The Employee Retirement Income Security Act requires employers to follow minimum guidelines when they establish pension or health plans for their workers. Employees are not obligated to offer such plans, but a plan that provides retirement funds for its workers is likely protected under ERISA. Tennessee employees may be interested in the recent appeals court ruling that further defined the types of plans that may or may not fall under the protection of the federal law.
The consulting company Booz Allen offered its officers a stock ownership plan that allowed them to purchase common stocks at book value and Class B stocks for a small sum each year.
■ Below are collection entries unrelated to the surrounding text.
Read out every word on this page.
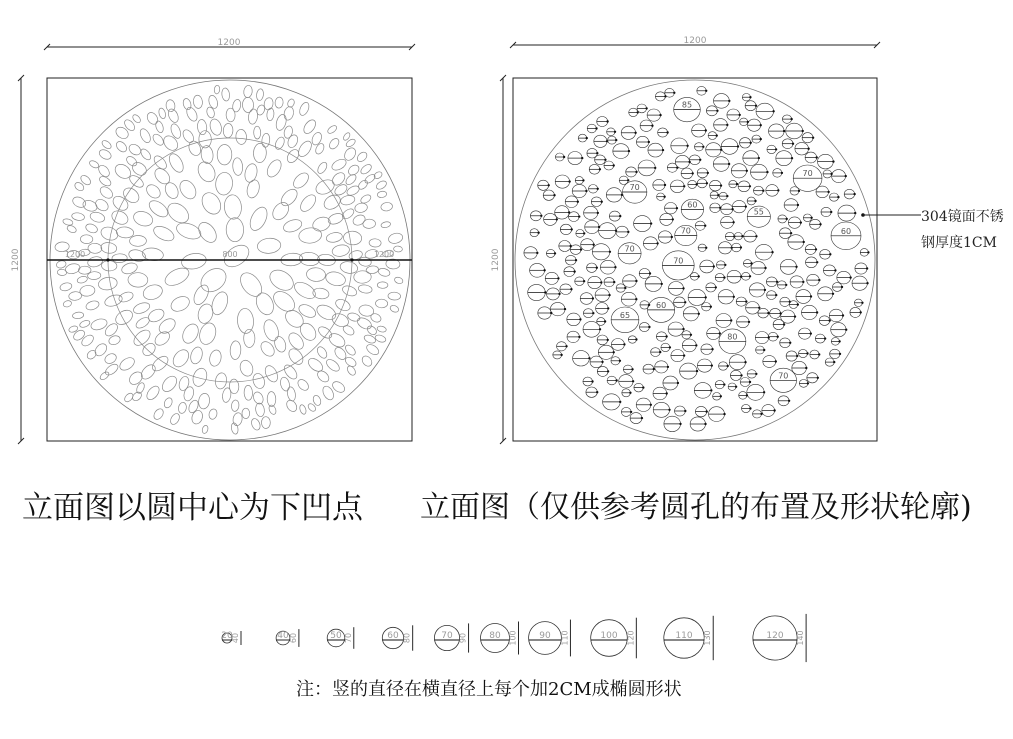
1200
1200	1200	800	1200
70
70
60
70
65
85
70
60
80
55
60
70
70
1200
1200
20
40	40 60	50 70	60 80	70 90 80 100 90 110	100 120	110 130	120 140
立面图以圆中心为下凹点 立面图（仅供参考圆孔的布置及形状轮廓)
304镜面不锈
钢厚度1CM
注：竖的直径在横直径上每个加2CM成椭圆形状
With careful manipulation and timely trading, employees can use their B stocks to gain more common stock, which they can resell to Booz Allen for a handy profit after retirement. When Booz Allen recently sold one of its divisions, some of the officers felt the company had violated their rights under ERISA.
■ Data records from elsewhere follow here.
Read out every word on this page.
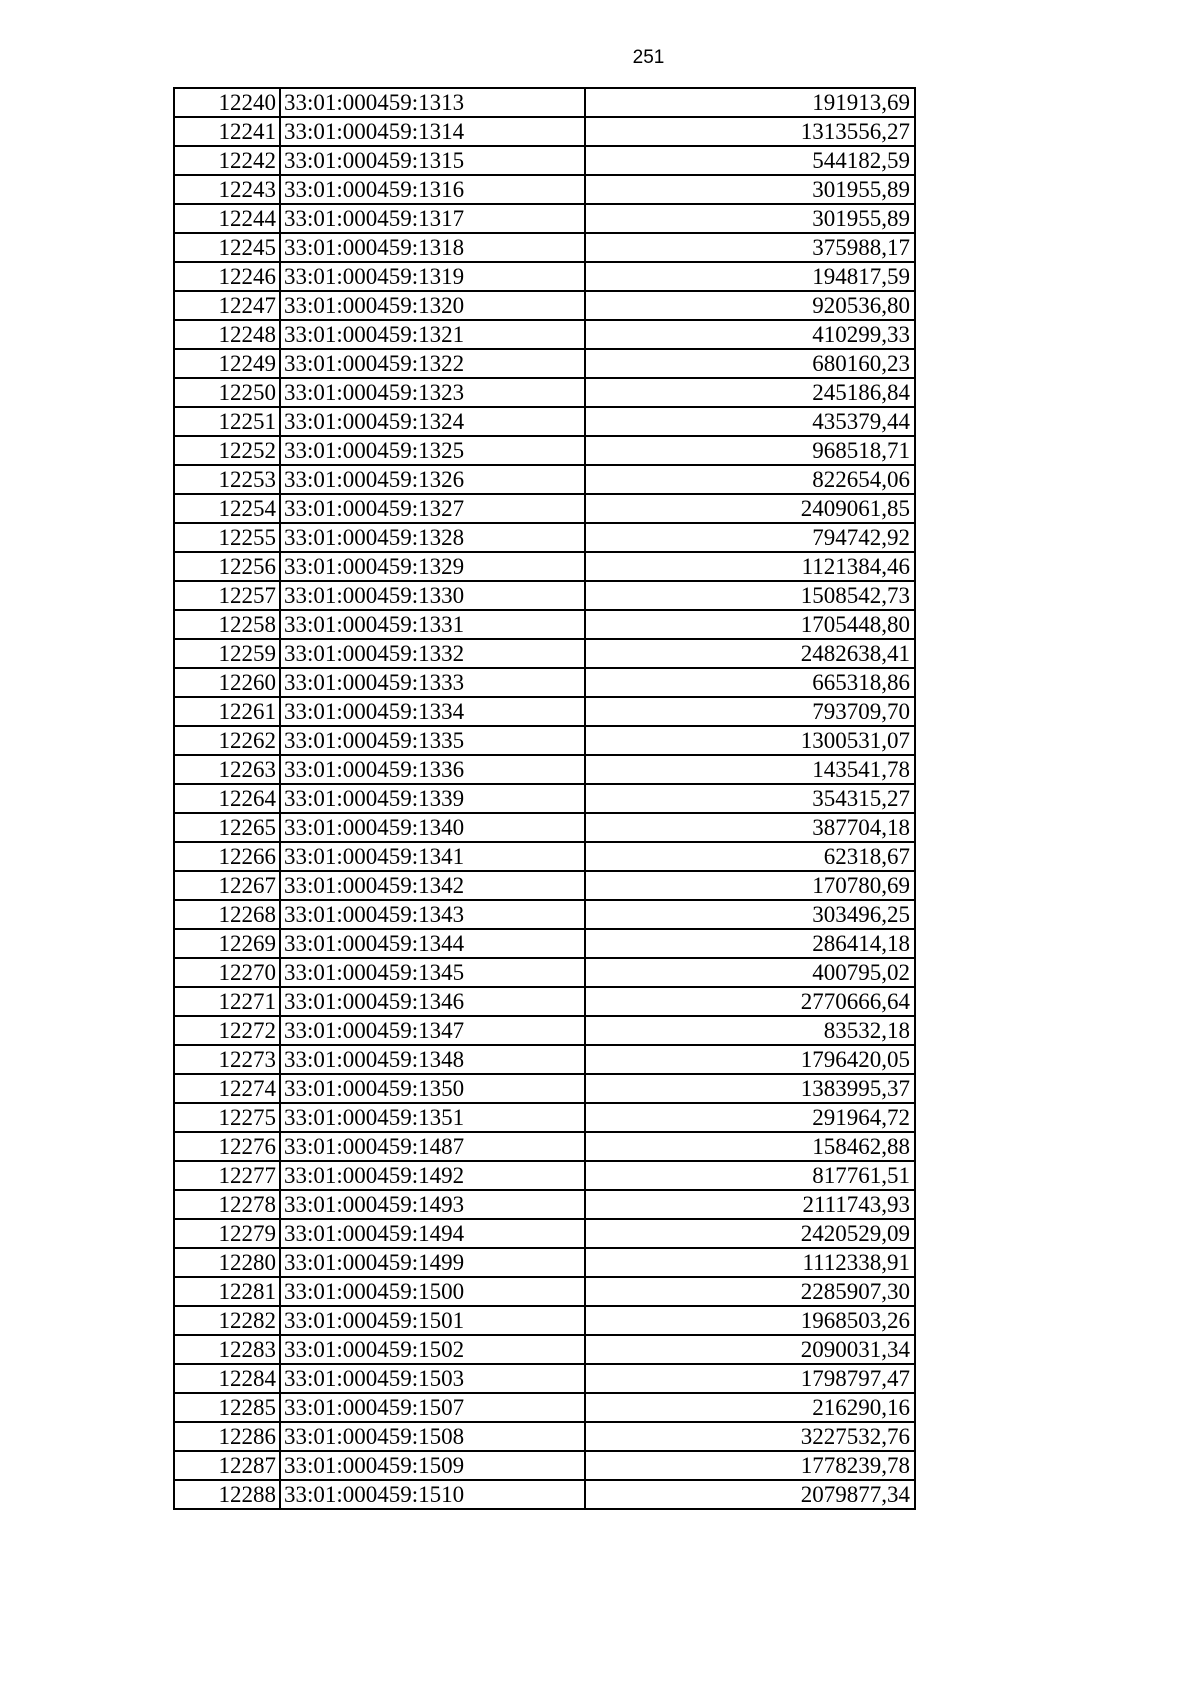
251
12240	33:01:000459:1313	191913,69
12241	33:01:000459:1314	1313556,27
12242	33:01:000459:1315	544182,59
12243	33:01:000459:1316	301955,89
12244	33:01:000459:1317	301955,89
12245	33:01:000459:1318	375988,17
12246	33:01:000459:1319	194817,59
12247	33:01:000459:1320	920536,80
12248	33:01:000459:1321	410299,33
12249	33:01:000459:1322	680160,23
12250	33:01:000459:1323	245186,84
12251	33:01:000459:1324	435379,44
12252	33:01:000459:1325	968518,71
12253	33:01:000459:1326	822654,06
12254	33:01:000459:1327	2409061,85
12255	33:01:000459:1328	794742,92
12256	33:01:000459:1329	1121384,46
12257	33:01:000459:1330	1508542,73
12258	33:01:000459:1331	1705448,80
12259	33:01:000459:1332	2482638,41
12260	33:01:000459:1333	665318,86
12261	33:01:000459:1334	793709,70
12262	33:01:000459:1335	1300531,07
12263	33:01:000459:1336	143541,78
12264	33:01:000459:1339	354315,27
12265	33:01:000459:1340	387704,18
12266	33:01:000459:1341	62318,67
12267	33:01:000459:1342	170780,69
12268	33:01:000459:1343	303496,25
12269	33:01:000459:1344	286414,18
12270	33:01:000459:1345	400795,02
12271	33:01:000459:1346	2770666,64
12272	33:01:000459:1347	83532,18
12273	33:01:000459:1348	1796420,05
12274	33:01:000459:1350	1383995,37
12275	33:01:000459:1351	291964,72
12276	33:01:000459:1487	158462,88
12277	33:01:000459:1492	817761,51
12278	33:01:000459:1493	2111743,93
12279	33:01:000459:1494	2420529,09
12280	33:01:000459:1499	1112338,91
12281	33:01:000459:1500	2285907,30
12282	33:01:000459:1501	1968503,26
12283	33:01:000459:1502	2090031,34
12284	33:01:000459:1503	1798797,47
12285	33:01:000459:1507	216290,16
12286	33:01:000459:1508	3227532,76
12287	33:01:000459:1509	1778239,78
12288	33:01:000459:1510	2079877,34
While Booz Allen called this employee benefit a stock plan, the court ruled that it is not the same as a retirement plan because its main purpose is not to offer income for retirement. Therefore, it is not covered by ERISA. While many employees may have used their profits to fund their retirement, the primary goal of the plan was to benefit Booz Allen, not to fund the retirement of its workers.
Understanding the responsibilities of a Tennessee employer in relation to employee retirement plans is essential. This will enable the worker to take immediate action if he or she suspects the fiduciary of the plan is not acting within the scope of ERISA. An attorney can provide guidance and answers to those seeking information as well as strong representation to those whose retirement is compromised because of a mismanaged plan.